How is assumning that all Asians are alike and therefore equally representative of their similar DNA not intrinsically racist?

mankai on October 14, 2013 at 2:56 PM

NO DEBT IS OWED …..

I keep saying that, don’t I?

listens2glenn on October 14, 2013 at 3:05 PM

Why would Elena Kagan recuse herself from this case and NOT Obamacare where she had a clear conflict?

monalisa on October 14, 2013 at 3:48 PM

Why would Elena Kagan recuse herself from this case and NOT Obamacare where she had a clear conflict?

monalisa on October 14, 2013 at 3:48 PM

Because socialized healthcare has been a fifty-year priority for the progressive movement and she knew the vote would be close?

slickwillie2001 on October 14, 2013 at 4:00 PM

Because socialized healthcare has been a fifty-year priority for the progressive movement and she knew the vote would be close?

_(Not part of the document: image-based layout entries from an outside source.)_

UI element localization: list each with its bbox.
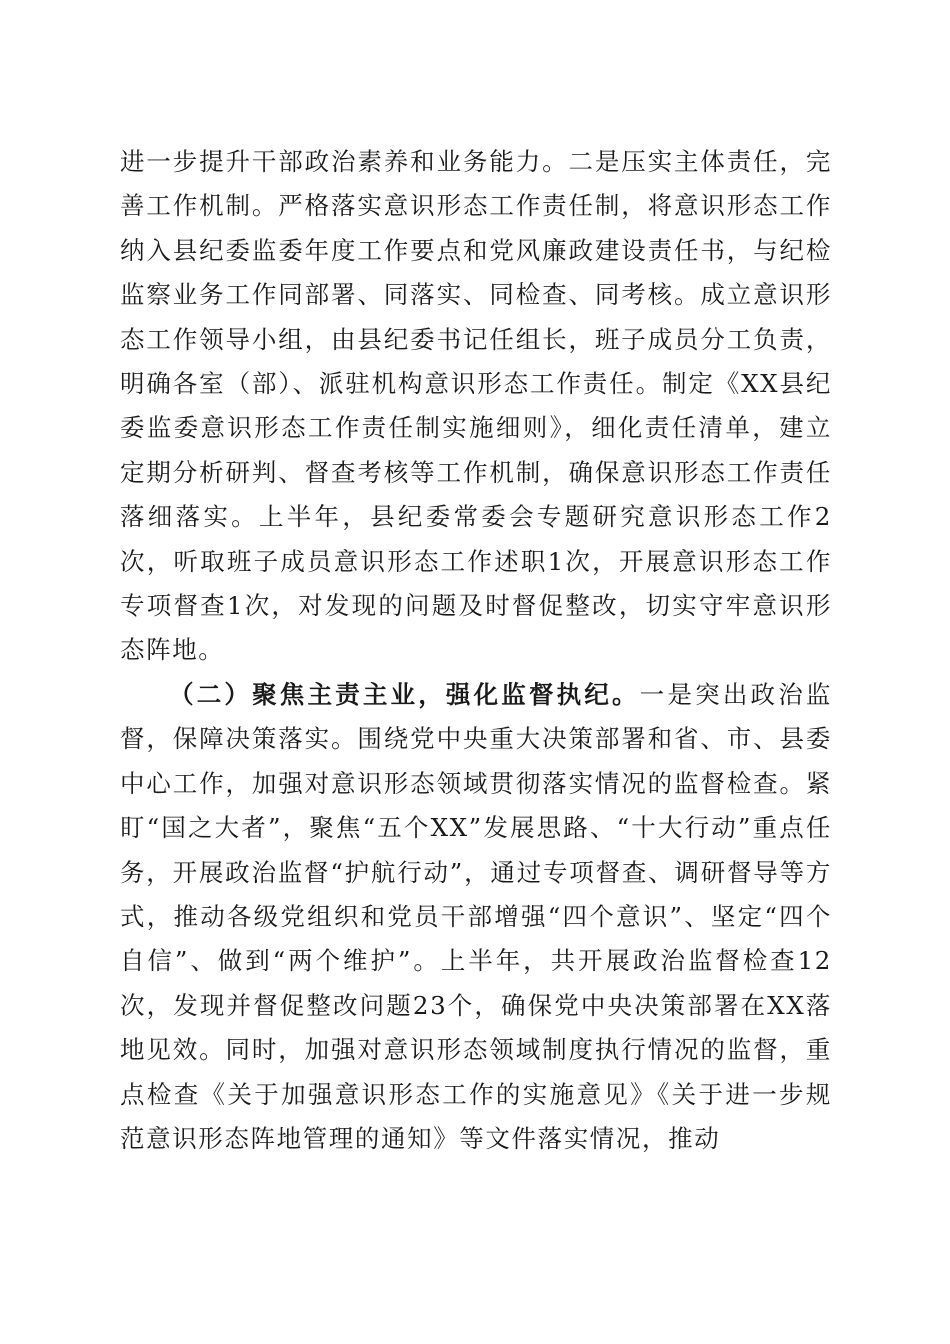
paragraph-section-2 bbox=[120, 673, 832, 1161]
section-body: 一是突出政治监督，保障决策落实。围绕党中央重大决策部署和省、市、县委中心工作，加强对意识形态领域贯彻落实情况的监督检查。紧盯“国之大者”，聚焦“五个XX”发展思路、“十大行动”重点任务，开展政治监督“护航行动”，通过专项督查、调研督导等方式，推动各级党组织和党员干部增强“四个意识”、坚定“四个自信”、做到“两个维护”。上半年，共开展政治监督检查12次，发现并督促整改问题23个，确保党中央决策部署在XX落地见效。同时，加强对意识形态领域制度执行情况的监督，重点检查《关于加强意识形态工作的实施意见》《关于进一步规范意识形态阵地管理的通知》等文件落实情况，推动 bbox=[120, 679, 832, 1153]
paragraph-continued: 进一步提升干部政治素养和业务能力。二是压实主体责任，完善工作机制。严格落实意识形态工作责任制，将意识形态工作纳入县纪委监委年度工作要点和党风廉政建设责任书，与纪检监察业务工作同部署、同落实、同检查、同考核。成立意识形态工作领导小组，由县纪委书记任组长，班子成员分工负责，明确各室（部）、派驻机构意识形态工作责任。制定《XX县纪委监委意识形态工作责任制实施细则》，细化责任清单，建立定期分析研判、督查考核等工作机制，确保意识形态工作责任落细落实。上半年，县纪委常委会专题研究意识形态工作2次，听取班子成员意识形态工作述职1次，开展意识形态工作专项督查1次，对发现的问题及时督促整改，切实守牢意识形态阵地。 bbox=[120, 147, 832, 665]
section-heading: （二）聚焦主责主业，强化监督执纪。 bbox=[169, 679, 640, 709]
document-body bbox=[120, 140, 832, 1161]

slickwillie2001 on October 14, 2013 at 4:00 PM

Exactly. So why not challenge it? The left does this all the time.

monalisa on October 14, 2013 at 4:12 PM

I heard their legal strategy is to pencil “but some men are created more equal than others” into the declaration of independence.

jhffmn on October 14, 2013 at 4:29 PM

Behold: The Mind Numbing Power of Pigment !

All Hail…………

dmann on October 14, 2013 at 4:34 PM

To the Left, the only cure for discrimination is MORE discrimination in the reverse direction!

Mahdi on October 14, 2013 at 4:39 PM

“We don’t believe in the colorblind Constitution.”

Translation: “We’re just not good enough to make it into these Institutions of Higher Learning on Our Own Merits.”

Sad, really.

Maddie on October 14, 2013 at 4:56 PM

To the Left, the only cure for discrimination is MORE discrimination in the reverse direction!

Mahdi on October 14, 2013 at 4:39 PM

…fifty years later.

slickwillie2001 on October 14, 2013 at 5:00 PM

Affirmative Action is so ingrained into the minds of so many that its become an entitlement that cannot be taken away.

Mahdi on October 14, 2013 at 6:06 PM

It’ll be interesting to see how the Chief Traitor John Benedict Roberts does the rewrite in this case.

RJL on October 14, 2013 at 6:46 PM

Affirmative Action is so ingrained into the minds of so many that its become an entitlement that cannot be taken away.

Mahdi on October 14, 2013 at 6:06 PM

That happens with charitable entitlements. It goes from “can you help me with my grocery bills this month” to “gimme my damn money, ride nah!”

That’s why there has to be a strict time limit on all of them.